Der Grund hierfür liegt – wie beim Menschen nicht selten – in seiner „bequemen“ Kurzsichtigkeit: Viele Jahrzehnte verharrten Ärzte im Irrglauben an die letztendliche Wirksamkeit immer weiter entwickelter Antibiotika mit breitem Wirkungsspektrum. Hygiene war nicht wirklich wichtig, schließlich hatte man Antibiotika! Im Hype der operativen und molekularen Medizin verschwanden dann endgültig viele Lehrstühle für Hygiene an den Hochschulen und mit ihnen die Hygiene-Institute und die Hygieniker. Hygiene schien für die Forschung und die Lehre der jungen und werdenden Mediziner irrelevant; eine Vorstellung, an der selbst Hygieniker durch fehlende Präsenz bei aktuellen Entwicklungen nicht ganz unschuldig waren. Die Folgen dieses Handelns sind in den Aufsätzen des vorliegenden Schwerpunktheftes eindrucksvoll beschrieben.

Erst im Angesicht von MRE und ESBL wandelt sich an den Universitätsklinika und Schwerpunktkrankenhäusern langsam das Hygienebewusstsein. Infolge der Tatsache, dass sich in Deutschland mittlerweile mehr als œ Millionen Menschen pro Jahr in Kliniken mit zum Teil hochresistenten Keinem infizieren und Zehntausende daran sterben, wird der Ruf nach der Krankenhaushygiene wieder lauter. Hygienerichtlinien und Hygieneverordnungen entstehen, in Eile müssen in den Kliniken Strukturen geschaffen und in Crashkursen „Light“-Hygieniker ausgebildet werden, um den offensichtlichen Handlungsdruck nicht zur Katastrophe unseres Gesundheitswesens werden zu lassen. Dieses nicht nur, weil nosokomiale Infektionen für den Menschen erhebliche Folgen haben können, sondern weil Isolierung mit wochenlangen Liegezeiten Krankenhäuser an den Rand des Ruins treiben können. Die Krankenhaushygiene ist aber keine „Feuerwehr“, sondern lebt in der Kontinuität des ärztlichen Wirkens.

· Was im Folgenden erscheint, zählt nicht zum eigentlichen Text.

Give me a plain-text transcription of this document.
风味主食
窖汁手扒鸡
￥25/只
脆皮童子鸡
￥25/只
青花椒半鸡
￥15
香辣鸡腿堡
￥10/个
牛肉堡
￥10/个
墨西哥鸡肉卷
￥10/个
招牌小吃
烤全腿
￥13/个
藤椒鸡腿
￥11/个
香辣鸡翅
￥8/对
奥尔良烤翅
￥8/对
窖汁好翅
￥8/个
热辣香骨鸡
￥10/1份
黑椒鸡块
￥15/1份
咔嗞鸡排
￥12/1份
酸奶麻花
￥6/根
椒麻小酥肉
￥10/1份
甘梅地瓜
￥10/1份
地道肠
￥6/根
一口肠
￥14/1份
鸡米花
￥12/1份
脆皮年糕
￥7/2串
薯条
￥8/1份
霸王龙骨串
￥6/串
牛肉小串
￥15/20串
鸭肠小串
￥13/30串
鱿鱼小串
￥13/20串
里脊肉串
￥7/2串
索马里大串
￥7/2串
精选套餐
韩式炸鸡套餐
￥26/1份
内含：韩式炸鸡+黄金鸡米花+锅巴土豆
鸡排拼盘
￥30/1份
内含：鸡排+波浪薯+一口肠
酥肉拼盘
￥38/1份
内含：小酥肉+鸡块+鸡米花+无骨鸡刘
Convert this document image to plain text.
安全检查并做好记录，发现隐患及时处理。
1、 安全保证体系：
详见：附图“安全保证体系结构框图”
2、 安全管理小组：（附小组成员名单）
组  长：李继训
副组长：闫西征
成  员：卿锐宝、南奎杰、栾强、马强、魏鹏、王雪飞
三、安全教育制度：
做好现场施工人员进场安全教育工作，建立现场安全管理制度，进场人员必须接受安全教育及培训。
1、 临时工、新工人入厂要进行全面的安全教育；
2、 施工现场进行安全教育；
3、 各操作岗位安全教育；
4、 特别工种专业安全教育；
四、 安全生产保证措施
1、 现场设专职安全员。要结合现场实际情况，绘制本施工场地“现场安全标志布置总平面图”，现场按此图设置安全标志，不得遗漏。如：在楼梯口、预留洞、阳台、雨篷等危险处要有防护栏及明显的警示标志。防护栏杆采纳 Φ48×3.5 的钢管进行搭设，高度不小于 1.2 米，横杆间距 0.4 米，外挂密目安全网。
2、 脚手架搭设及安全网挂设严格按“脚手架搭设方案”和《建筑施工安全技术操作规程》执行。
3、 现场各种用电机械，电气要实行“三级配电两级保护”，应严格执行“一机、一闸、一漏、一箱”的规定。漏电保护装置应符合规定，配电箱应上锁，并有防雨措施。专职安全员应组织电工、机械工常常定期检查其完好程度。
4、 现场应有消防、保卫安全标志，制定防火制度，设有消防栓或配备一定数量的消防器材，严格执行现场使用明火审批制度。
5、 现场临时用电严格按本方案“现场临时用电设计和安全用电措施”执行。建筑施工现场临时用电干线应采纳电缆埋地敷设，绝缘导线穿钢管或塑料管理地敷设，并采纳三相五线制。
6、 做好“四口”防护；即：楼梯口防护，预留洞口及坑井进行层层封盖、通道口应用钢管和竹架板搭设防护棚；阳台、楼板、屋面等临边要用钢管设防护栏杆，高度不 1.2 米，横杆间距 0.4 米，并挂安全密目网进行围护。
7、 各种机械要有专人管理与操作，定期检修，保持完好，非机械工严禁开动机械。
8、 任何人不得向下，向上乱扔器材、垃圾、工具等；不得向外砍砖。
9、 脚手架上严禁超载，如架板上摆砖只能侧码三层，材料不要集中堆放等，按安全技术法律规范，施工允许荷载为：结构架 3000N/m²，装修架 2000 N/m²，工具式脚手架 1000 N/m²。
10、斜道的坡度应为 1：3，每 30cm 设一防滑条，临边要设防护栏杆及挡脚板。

Bedeutsam ist dabei, dass Patienten immer älter und mit zunehmender Morbidität in zunehmendem Maße mit invasiven und operativen Maßnahmen konfrontiert werden. Immunologische Inkompetenz und „bequeme“ Eintrittspforten sind für Erreger, die ansonsten kaum eine pathogenetische Bedeutung besitzen, geradezu eine Einladung zur Infektion. Dabei können „einfache“ krankenhaushygienische Maßnahmen, allen voran die hygienische Händedesinfektion, in entscheidendem Maße verhindern, dass solche gefährdeten Patienten überhaupt mit multiresistenten Erregern in Kontakt kommen. Die Unterbrechung der Infektketten von multiresistenten Erregern von Patient, Arzt, Schwester oder Instrument zum Patienten ist der Schlüssel einer Infektionsprävention, für die aus Mangel an Personal und bei überfrachtetem Verwaltungsstress heute nur selten die so dringend gebotene Zeit verfügbar ist.

Um dem Sog der Krankenhausinfektionen zu widerstehen brauchen wir vom Gesetzgeber eingeforderte und von den Kliniken mitgetragene Maßnahmen einer effektiven und qualitätsgesicherten Krankenhaushygiene, Lehrstühle und Institute für Hygiene an den medizinischen Fakultäten, klinikumsübergreifende krankenhaushygienische Netzwerke sowie eine strukturierte Zusammenarbeit von Hygienikern, medizinischen Mikrobiologen und klinischen Infektiologen mit den klinischen operativen wie auch nicht-operativen Abteilungen. Hierin liegt der Schlüssel einer effektiven Infektionsprävention. Sicherlich: Nosokomiale Infektionen sind nicht in ihrer Gänze vermeidbar; jede Reduktion besitzt aber ein hervorragendes „Kosten-Nutzen-Verhältnis“ für die Patienten und die Krankenhausbudgets.